A qualified small business is a corporation or partnership that satisfies these criteria:

  • Gross Receipts less than $5 million for the credit year
  • No gross receipts for any taxable year preceding the five taxable year period ending with the credit year

A qualified small business makes the payroll tax credit election by completing Form 6765, Credit for Increasing Research Activities. The payroll tax credit election is to be made on or before the due date of the entity’s tax return, including extensions.

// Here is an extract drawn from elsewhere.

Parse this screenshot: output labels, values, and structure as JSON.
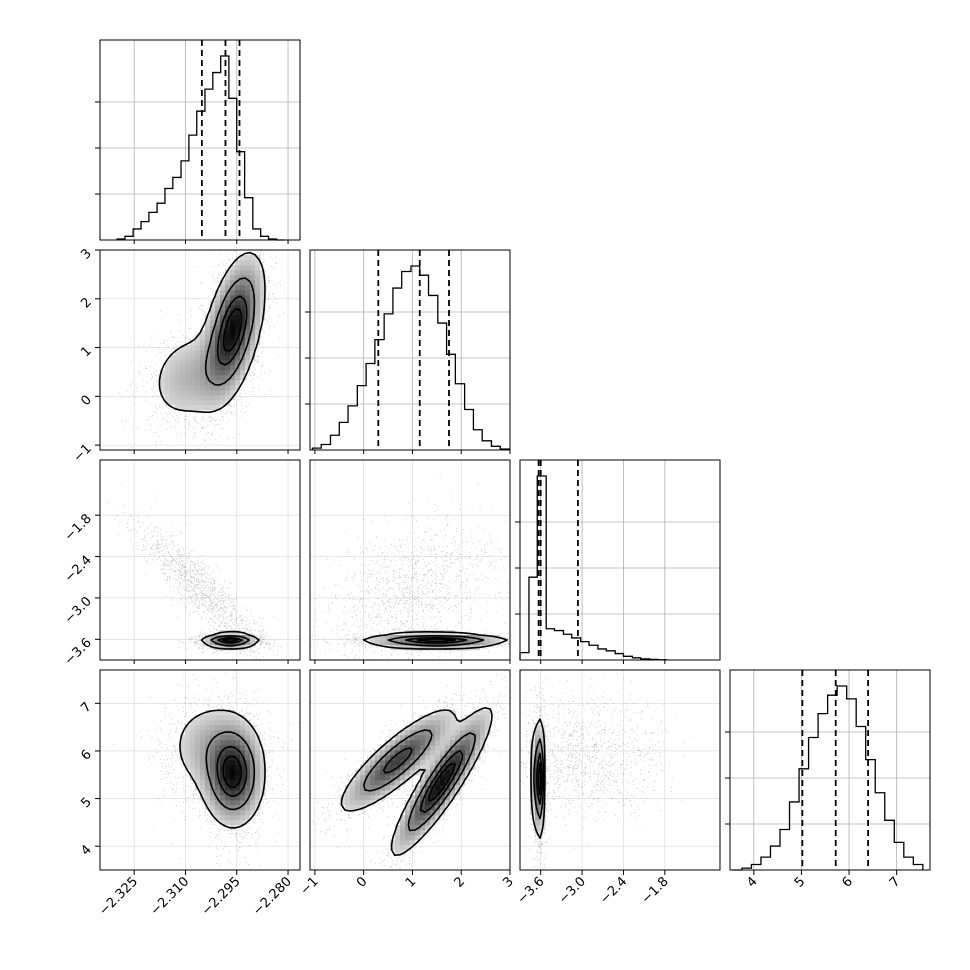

Under the provision, you can elect to apply up to $250,000 of the R&D credit against the FICA taxes beginning in the first calendar quarter that begins after the taxpayer files the return. The employer uses Form 8974, Qualified Small Business Payroll Tax Credit for Increasing Research Activities, to apply this limit to the amount of payroll tax credit. Note, you will need information from Form 6765 mentioned above to complete this form. Attach the Form 8974 to your employment tax return. Any unused credit is carried forward to subsequent quarters indefinitely until it is expended. Also, even if the FICA taxes may be completely eliminated through the credit, the taxpayer may still take a payroll tax deduction as if it were paying the taxes in full. The business has the option to apply the entire R&D credit to income tax, payroll tax, or may apportion it between both.

This provision is effected for taxable years beginning after December 31, 2015.